Together, only four months ago, we examined the
intrenchments there, and rode to the Paoli and the Warren
tavern, and following the track of the British army,
crossed the Schuylkill at Gordon's Ford. Together, a
little over two months ago, we read over the completed
oration. The assistance I was able to give him was little
indeed, but the opportunity it afforded me of getting
a closer insight into his character, I shall always cherish
among the happiest memories of my life. He was
ambitious, but ambition with him was almost entirely devoid
of that illness which usually attends it. He was honest,
but his integrity was not of that sort which sits aloft amid
luxury and ease, above the reach of temptation, and takes
no thought of what may be below. The consciousness of
great abilities made him entirely self reliant, but his confidence never degenerated into vanity. The successes he
had achieved, numerous as they were, never made him
forget that courtesy which becomes a gentleman. The
culture he had received, did not enervate him, and
applause had failed to lead him astray. Feeling the impulse that came perhaps unwittingly from the possession
of unusual power, when the occasion called him forth, he
was always ready, and no one could be long in his
presence without forecasting for him a future limitless in its
possibilities. As an orator, and it was in oratory that he
loved to excel, my own deliberate judgment is, that there
is no man now living in America who was his equal.

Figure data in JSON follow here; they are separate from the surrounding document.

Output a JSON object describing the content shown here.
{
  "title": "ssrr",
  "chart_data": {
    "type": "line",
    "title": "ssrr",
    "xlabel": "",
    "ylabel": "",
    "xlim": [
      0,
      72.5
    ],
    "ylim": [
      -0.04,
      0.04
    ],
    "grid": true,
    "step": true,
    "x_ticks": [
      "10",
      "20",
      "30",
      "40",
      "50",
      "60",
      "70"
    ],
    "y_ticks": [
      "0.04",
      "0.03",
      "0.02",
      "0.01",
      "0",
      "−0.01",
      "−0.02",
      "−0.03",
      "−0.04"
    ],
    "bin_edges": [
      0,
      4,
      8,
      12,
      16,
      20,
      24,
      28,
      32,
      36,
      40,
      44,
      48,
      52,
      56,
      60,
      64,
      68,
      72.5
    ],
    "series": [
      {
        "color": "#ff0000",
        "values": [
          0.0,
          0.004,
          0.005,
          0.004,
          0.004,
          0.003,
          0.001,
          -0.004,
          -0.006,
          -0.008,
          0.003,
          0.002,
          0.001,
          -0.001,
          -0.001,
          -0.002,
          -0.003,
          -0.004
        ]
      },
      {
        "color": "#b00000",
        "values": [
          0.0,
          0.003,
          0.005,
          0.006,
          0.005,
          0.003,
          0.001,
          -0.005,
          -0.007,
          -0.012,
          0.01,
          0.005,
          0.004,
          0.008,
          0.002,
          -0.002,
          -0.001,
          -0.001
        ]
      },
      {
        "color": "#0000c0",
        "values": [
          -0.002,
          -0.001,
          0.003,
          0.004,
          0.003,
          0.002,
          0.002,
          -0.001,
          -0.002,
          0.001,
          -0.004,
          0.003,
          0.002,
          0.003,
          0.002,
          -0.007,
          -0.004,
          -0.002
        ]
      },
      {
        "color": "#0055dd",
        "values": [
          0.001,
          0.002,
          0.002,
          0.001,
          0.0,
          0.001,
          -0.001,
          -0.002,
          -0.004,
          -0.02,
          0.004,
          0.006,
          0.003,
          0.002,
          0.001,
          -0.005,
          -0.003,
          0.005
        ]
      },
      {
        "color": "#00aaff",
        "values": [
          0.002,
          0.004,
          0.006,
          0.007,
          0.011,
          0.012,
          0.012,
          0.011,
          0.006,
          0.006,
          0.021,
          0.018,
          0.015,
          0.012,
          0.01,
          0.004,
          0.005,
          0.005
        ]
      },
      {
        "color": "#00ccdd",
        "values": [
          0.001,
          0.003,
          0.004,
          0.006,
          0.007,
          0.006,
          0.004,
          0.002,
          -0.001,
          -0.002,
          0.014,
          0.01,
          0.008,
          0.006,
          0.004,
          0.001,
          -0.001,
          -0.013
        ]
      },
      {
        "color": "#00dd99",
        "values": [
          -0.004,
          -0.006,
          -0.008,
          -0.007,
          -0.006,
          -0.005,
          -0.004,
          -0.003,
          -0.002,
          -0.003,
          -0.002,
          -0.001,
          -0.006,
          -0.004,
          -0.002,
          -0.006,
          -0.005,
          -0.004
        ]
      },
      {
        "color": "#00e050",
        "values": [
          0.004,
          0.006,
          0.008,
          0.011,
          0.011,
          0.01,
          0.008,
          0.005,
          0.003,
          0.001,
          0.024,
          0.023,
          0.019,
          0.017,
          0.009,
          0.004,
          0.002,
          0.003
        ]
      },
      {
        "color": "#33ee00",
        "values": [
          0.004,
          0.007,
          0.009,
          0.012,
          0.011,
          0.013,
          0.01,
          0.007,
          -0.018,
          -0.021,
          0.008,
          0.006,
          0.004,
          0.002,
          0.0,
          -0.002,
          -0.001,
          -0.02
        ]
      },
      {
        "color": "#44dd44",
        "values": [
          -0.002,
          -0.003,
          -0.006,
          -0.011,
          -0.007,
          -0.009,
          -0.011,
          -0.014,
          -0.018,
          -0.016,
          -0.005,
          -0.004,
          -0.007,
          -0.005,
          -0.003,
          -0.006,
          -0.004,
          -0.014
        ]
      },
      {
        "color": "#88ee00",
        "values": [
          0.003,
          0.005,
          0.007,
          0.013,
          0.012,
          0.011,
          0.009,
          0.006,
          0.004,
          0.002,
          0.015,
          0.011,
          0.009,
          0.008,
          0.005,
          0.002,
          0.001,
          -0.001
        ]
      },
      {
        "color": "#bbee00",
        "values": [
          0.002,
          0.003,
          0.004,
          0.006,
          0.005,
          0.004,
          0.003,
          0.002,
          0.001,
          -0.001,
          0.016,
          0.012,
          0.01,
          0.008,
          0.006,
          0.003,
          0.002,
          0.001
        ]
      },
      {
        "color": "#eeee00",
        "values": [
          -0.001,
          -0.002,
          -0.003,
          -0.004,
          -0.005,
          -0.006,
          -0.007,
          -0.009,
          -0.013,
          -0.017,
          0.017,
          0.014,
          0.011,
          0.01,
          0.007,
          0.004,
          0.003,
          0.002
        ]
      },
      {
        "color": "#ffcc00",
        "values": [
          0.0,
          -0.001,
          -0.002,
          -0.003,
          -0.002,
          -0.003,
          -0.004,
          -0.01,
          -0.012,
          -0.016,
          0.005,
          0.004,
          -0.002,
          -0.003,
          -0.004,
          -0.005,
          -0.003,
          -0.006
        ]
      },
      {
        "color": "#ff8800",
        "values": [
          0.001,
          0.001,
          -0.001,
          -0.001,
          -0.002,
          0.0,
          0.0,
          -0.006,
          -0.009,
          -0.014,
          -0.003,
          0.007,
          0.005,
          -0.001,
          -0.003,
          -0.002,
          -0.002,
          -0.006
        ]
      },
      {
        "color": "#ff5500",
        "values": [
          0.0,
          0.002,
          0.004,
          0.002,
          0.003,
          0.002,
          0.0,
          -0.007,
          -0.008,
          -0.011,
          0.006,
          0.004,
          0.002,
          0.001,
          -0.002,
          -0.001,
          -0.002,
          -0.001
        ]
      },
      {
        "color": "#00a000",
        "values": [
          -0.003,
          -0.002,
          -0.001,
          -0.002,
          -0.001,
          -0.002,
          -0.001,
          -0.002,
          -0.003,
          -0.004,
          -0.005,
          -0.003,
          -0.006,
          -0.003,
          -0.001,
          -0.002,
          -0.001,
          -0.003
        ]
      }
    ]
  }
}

And surely, an opinion which I have often expressed
while he was alive, it will not be considered adulation for
me to repeat now that he is dead. Some are elocutionists,
some have the trick of words, some are comprehensive
and some are clear and quick in thought, but he was
all combined, and the wonder of it is that one whose
delivery was so effective should have been so careful in his
preparation. The Valley Forge oration, beyond question
the finest which the Centennial Anniversaries called forth,
as an artistic production is a marvel. With patient
industry and a determination born of enthusiasm, he
thoroughly mastered the subject topographically and
historically. With clear insight, he caught the true
inspiration of the scenes of that dreary winter. A more
beautiful picture than his contrast between the ragged
Continentals upon the bleak hills, and the Royalists amid
the luxury of the city, could not be limned, and for two
hours and a-half the people, at the close of a wearisome
day of exercises, stood up and listened. A very capable
historical critic has said to me, that there is no more that
can be added to the story of Valley Forge. And
hereafter, in the ages to come, when men look back with
veneration toward the heroes who suffered and died there,
the young orator, whose earnestness to do justice to their
memories so sadly shortened his own career, cannot be
forgotten. Surely some of their renewed glory belongs
to him.
The sorrow which I feel in his early death is partly a selfish grief, partly regret at his broken hopes now forever ended here, but beyond all the loss to my native State. We have many men in public life from Pennsylvania, but they are chiefly of the earth. We have many men who are capable and pure, but they have eaten of the Lotos, and the spear has dropped from their nerveless hands. With his strength and his ambition he could not have been kept from the national councils, but he is dead, and the fruits we were promised we shall never gather. Why Sumner was spared to Massachusetts until his work was done, why Calhoun was permitted to grow gray in the service of South Carolina, and our Brown, the peer of either, and more liberal than both, was snatched away in the green wood, is a question beyond our ken, but which repeats itself the more sadly, because we look in vain for one to fill his place.
- ↑ Address at the meeting of the Bar of Philadelphia, August 24th, 1878.